Puerperal psychosis (PP) is the most severe form of postnatal psychiatric disorder observed in mothers. It is estimated to occur in 1–2/1000 women in the first 6 weeks following delivery. A previous history of puerperal psychosis or bipolar mood disorder increases the risk dramatically, to over 30% [87]. The clinical onset is often abrupt and should be carefully distinguished from neurological causes such as autoimmune encephalopathies precipitated by immunological modifications that occur during the early postpartum [88]. Indeed, puerperal psychosis often presents as a full-blown manic psychosis with racing thoughts, distractibility, insomnia, and delusions but also delirium-like signs such as disorientation or acute dissociative experiences that are more typically observed in neurological conditions. Given that sleep loss is a widely recognized trigger for both manic episodes and psychotic symptoms, the abrupt peripartum modifications of sleep are likely to play a role in the pathogenesis of puerperal psychosis [89]. Although very few studies directly addressed this relationship, some evidence suggests individual differences in the vulnerability to sleep-related mood regulation following sleep loss might explain the increased risk in women with bipolar disorder [90].

6 Routine Monitoring and Treatment

Monitoring sleep patterns during pregnancy appears to be a valuable preventive measure to detect the risk of PND. Polysomnography has provided the most objective evidence of a possible relationship between sleep disruption and depressive symptoms in the perinatal period. However, PSG should be reserved for severe or diagnostically uncertain cases. On the other hand, sleep actigraphy may be used extensively due to its minor cost and major comfort compared to PSG, especially during pregnancy. Preliminary findings from this growing field of research encourage the development of preventive interventions to ensure circadian rhythm and sleep stability throughout the perinatal period. These include clear communication of sleep hygiene to preserve positive sleep patterns, safe and effective chronotherapeutic measures such as BLT to target circadian rhythm disruption, and CBT to treat insomnia (iCBT) [91, 92]. Of note, a randomized controlled trial of almost 200 pregnant women without psychiatric morbidity confirmed that iCBT effectively reduces self-reported (but not objective) total wake time and might also have a positive impact on depressive symptoms [93].

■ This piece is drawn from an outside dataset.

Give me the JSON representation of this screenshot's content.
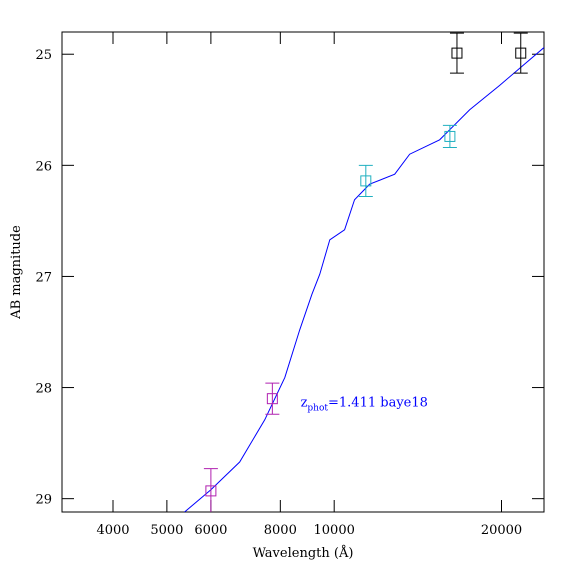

In terms of pharmacological treatment, several available guidelines advise to continue antidepressants in women with a mood disorder who become pregnant, but clear evidence in support of this recommendation is lacking [94]. In the case of new episodes, most guidelines agree on psychosocial interventions for mild to moderate depression and pharmacological treatment with selective serotonin reuptake inhibitors (SSRIs) for severe depression. Among these, sertraline is generally recommended as first line due to its relatively low teratogenic risk, whereas paroxetine is discouraged due to a slight increase of risk for congenital heart malformations. Antidepressant treatment can be safely continued during breastfeeding, although guidelines encourage close observation of the newborn. Reliable, evidence-based information on the use of sleep medications during pregnancy and breastfeeding is still very limited [95]. Whenever appropriate, the pharmacological treatment of sleep disturbances must include an individualized assessment and cautious examination of risks and benefits of maternal and fetal pharmacologic exposure [96]. In all cases, intrapartum and immediate postpartum monitoring should be guaranteed for the newborn exposed to psychotropic medication in utero.